It had been a rough season.  These weren’t “wire to wire champions” – it’d take another half a century before that term would describe the guys who played at the Corner.  The 1935 club began the season in the basement, and they were still fighting just to stay at .500 at the end of May.  But then, they got hot during July – and went after the Yankees.  The Yanks had released Ruth before the start of the ’35 season, but they still had the likes of Lou Gehrig and Bill Dickey and Tony Lazzeri there to provide Yankee power.  It wasn’t enough power, though, and the Tigers moved past the Yankees into first place and settled in to stay there.

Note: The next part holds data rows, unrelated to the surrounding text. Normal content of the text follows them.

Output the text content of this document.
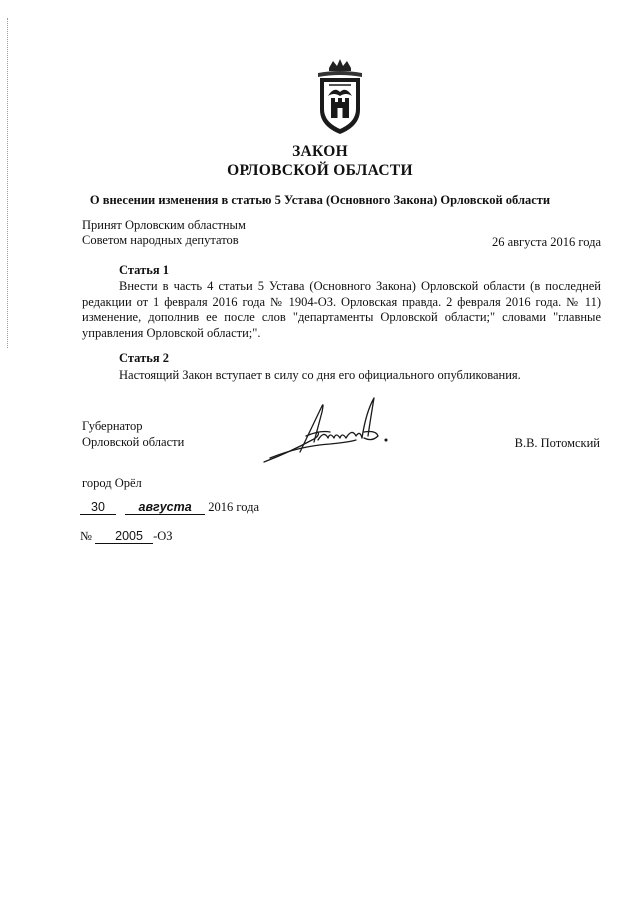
ЗАКОН
ОРЛОВСКОЙ ОБЛАСТИ
О внесении изменения в статью 5 Устава (Основного Закона) Орловской области
Принят Орловским областным
Советом народных депутатов	26 августа 2016 года
Статья 1
Внести в часть 4 статьи 5 Устава (Основного Закона) Орловской области (в последней редакции от 1 февраля 2016 года № 1904-ОЗ. Орловская правда. 2 февраля 2016 года. № 11) изменение, дополнив ее после слов "департаменты Орловской области;" словами "главные управления Орловской области;".
Статья 2
Настоящий Закон вступает в силу со дня его официального опубликования.
Губернатор
Орловской области	В.В. Потомский
город Орёл
30	августа 2016 года
№ 2005 -ОЗ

The Tigers were still on a roll going into September, but, not unlike it has for players wearing the old English D seventy four years later, their hitting cooled off big time in the last few weeks of the season.  The ten-game lead over the Yanks that the Tigers had amassed over the summer dwindled alarmingly.  Eventually they would be in front by only three games. 

On September 21, 1935, glory was still in reach.  The Detroiters had a double-header scheduled that day with the lackluster St. Louis Browns, and Tiger ace, Tommy Bridges, was set to start the first game. 

Sure enough, the St. Louis team got only two runs off Bridges – the only two they’d score all day.  Eldon Auker came on to pitch the nightcap and shut ’em out over nine innings.

It was Auker’s complete game that was the pennant clincher.  So now, were the Tigers on a roll?

Not exactly.  They snoozed through the remainder of the season, going one and six.  It didn’t matter.  They still posted a regular season record of 93-58 and outscored their American League opponents 919 to 665.

Maybe they just needed to rest during those final weeks of ’35.  The Tigers certainly woke up in post-season play.  It took six games for them to beat the Cubs and win the World Series, but Mickey Cochrane’s team did it and saw to it that Detroit fans could enjoy their first World Championship – ever.

As for the luckless Browns?  The guys who made it all possible?  They finished the season in seventh place.  Some years later – he didn’t debut in St. Louis until 1948 – Browns (later Tiger) pitcher Ned Garver summed up the situation in Missouri: “Our fans never booed us,” he said.  “They wouldn’t dare.  We outnumbered ’em.”